The next group of tools and techniques involved in finding the root cause contains GC logs, debuggers, database logs and OS-level tooling. These tools were mentioned in between 25% and 32% of the cases. Especially OS tooling was surprisingly unpopular – considering the information you can get via sar, top, iostat and alikes it must be somehow correlated to the low number of operations people responding to the survey.
The sheer number of tools used in this phase definitely exceeded our expectations. An average user applied no less than four different tools before managing to gather enough evidence.
Actual root cause
Finding out what was the actual root cause triggering the performance incident was among the last questions we asked. The 778 responses we got were divided as follows:
In this section we have to admit that launching a survey by a company most known by its memory leak detection capabilities has definitely skewed the results. According to our results, memory leaks are by far the most common performance bottleneck, which we actually refuse to believe ourselves.

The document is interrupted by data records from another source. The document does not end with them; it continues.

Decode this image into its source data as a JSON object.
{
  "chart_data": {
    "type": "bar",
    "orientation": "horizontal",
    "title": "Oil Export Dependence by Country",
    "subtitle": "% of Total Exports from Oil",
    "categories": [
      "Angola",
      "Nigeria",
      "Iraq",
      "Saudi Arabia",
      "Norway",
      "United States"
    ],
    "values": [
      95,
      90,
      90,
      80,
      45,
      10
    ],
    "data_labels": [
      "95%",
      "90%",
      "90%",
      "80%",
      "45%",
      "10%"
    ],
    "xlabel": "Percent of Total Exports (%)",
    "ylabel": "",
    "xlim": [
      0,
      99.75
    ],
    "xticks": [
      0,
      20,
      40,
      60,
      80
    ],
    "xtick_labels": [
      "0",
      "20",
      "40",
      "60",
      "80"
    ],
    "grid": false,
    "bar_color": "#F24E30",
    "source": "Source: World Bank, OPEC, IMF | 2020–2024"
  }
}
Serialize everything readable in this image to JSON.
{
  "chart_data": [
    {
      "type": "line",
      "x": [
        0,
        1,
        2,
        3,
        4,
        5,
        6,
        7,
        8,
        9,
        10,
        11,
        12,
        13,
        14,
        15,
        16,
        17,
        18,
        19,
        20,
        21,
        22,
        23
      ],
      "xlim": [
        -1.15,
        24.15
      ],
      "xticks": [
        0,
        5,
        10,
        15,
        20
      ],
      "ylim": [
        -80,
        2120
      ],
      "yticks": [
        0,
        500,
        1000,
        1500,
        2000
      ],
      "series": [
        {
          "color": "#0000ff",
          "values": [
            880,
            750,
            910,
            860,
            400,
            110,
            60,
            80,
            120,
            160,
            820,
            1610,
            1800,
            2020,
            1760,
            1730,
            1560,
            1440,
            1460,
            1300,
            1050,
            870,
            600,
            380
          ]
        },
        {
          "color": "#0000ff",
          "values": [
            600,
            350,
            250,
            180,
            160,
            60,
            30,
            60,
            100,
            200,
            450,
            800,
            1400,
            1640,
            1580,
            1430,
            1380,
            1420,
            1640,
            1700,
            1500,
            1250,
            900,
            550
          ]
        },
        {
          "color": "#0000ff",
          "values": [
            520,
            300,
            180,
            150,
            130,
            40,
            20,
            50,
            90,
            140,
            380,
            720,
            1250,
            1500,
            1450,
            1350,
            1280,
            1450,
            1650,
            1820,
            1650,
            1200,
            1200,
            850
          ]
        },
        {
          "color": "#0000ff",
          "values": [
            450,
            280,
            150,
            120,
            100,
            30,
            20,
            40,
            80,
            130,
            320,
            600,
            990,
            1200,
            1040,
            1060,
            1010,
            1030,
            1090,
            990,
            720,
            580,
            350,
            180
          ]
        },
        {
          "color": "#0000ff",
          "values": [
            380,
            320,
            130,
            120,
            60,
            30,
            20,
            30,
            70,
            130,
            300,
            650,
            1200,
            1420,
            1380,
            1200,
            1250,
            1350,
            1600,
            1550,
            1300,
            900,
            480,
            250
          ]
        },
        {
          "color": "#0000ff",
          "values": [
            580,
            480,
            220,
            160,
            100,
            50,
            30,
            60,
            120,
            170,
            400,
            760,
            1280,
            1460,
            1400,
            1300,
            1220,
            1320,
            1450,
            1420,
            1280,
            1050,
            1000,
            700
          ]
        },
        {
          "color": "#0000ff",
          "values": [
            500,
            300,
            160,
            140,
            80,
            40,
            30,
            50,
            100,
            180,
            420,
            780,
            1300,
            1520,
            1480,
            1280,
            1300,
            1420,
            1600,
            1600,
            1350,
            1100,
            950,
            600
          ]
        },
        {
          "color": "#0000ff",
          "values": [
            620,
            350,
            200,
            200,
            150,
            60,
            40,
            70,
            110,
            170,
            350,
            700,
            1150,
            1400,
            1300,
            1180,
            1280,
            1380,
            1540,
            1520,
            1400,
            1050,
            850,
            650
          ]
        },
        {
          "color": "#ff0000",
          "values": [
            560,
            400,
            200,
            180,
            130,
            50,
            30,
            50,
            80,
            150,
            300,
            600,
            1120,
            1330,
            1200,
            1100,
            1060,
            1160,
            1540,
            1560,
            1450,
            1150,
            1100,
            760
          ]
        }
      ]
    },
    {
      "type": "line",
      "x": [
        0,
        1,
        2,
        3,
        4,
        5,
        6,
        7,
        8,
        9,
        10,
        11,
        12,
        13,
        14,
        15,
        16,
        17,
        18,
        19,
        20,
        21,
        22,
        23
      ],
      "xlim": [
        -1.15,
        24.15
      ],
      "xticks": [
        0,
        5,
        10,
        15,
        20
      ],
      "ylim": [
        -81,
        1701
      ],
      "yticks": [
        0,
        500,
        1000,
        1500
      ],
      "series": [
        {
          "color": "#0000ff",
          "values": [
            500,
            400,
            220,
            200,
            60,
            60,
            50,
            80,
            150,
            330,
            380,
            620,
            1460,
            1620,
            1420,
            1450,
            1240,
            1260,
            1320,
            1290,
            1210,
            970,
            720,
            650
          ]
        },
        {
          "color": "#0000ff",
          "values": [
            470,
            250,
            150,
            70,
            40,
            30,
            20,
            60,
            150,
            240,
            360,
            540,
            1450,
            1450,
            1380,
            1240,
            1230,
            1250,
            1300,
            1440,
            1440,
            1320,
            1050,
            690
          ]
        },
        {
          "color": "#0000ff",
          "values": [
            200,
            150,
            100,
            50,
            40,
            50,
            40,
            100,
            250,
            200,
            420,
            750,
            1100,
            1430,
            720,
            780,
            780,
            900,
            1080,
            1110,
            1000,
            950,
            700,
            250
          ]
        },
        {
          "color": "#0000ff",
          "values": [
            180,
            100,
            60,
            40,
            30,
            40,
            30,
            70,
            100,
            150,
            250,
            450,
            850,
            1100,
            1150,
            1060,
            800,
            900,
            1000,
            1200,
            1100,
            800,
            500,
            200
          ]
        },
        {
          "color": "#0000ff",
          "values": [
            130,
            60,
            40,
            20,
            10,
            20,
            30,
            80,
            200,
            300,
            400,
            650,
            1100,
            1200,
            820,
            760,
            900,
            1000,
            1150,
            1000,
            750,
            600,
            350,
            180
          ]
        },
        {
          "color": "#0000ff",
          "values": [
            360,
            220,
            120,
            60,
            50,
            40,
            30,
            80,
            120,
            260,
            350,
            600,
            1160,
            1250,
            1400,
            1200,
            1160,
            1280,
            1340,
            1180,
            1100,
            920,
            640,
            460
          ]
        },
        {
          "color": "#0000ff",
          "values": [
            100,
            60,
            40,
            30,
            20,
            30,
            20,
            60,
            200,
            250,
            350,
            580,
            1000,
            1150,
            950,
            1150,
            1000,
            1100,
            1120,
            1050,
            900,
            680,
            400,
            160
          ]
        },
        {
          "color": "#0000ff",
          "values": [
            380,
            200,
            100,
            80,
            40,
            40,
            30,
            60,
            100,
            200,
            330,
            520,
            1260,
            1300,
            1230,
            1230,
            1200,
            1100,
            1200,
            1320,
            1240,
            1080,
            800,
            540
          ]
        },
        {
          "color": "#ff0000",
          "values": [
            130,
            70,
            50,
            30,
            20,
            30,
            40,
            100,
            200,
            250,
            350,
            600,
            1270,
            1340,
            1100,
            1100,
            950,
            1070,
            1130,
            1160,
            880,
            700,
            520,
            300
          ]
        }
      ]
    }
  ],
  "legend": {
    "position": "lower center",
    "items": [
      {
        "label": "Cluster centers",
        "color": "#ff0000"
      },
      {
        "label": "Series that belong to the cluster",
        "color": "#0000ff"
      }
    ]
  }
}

The next two root causes in line – either creating too many database queries or inefficient database queries are actually in line with what many would expect. 36% of the respondents listed one of these problems as the root cause for the performance issue at hand.
Amazingly common were synchronization issues – 24% of the respondents listed poor synchronization as a root cause for the performance bottleneck. As we have just recently released solutions in this area, it served as a nice confirmation to our own measurements. Other than this – considering that most Java EE developers should be rather well isolated from the concurrent algorithms it was still a moderately surprising outcome.
Poor caching and inefficient GC were listed next with 22% and 21% of respondents referring to these issues as a root cause. These two can indeed be looked together as often the first triggers the second – poorly built caches tend to trash a lot triggering vicious loops for GC to fight.
Interpreting the rest of the root causes would extend the length of the post beyond the reasonable length. One more thing worth noting is the noticeable amount (10%) of respondents honestly saying that they do not have a clue what caused the performance error. This again confirms the fact that root cause detection is a complex domain, desperately in need for improved tooling.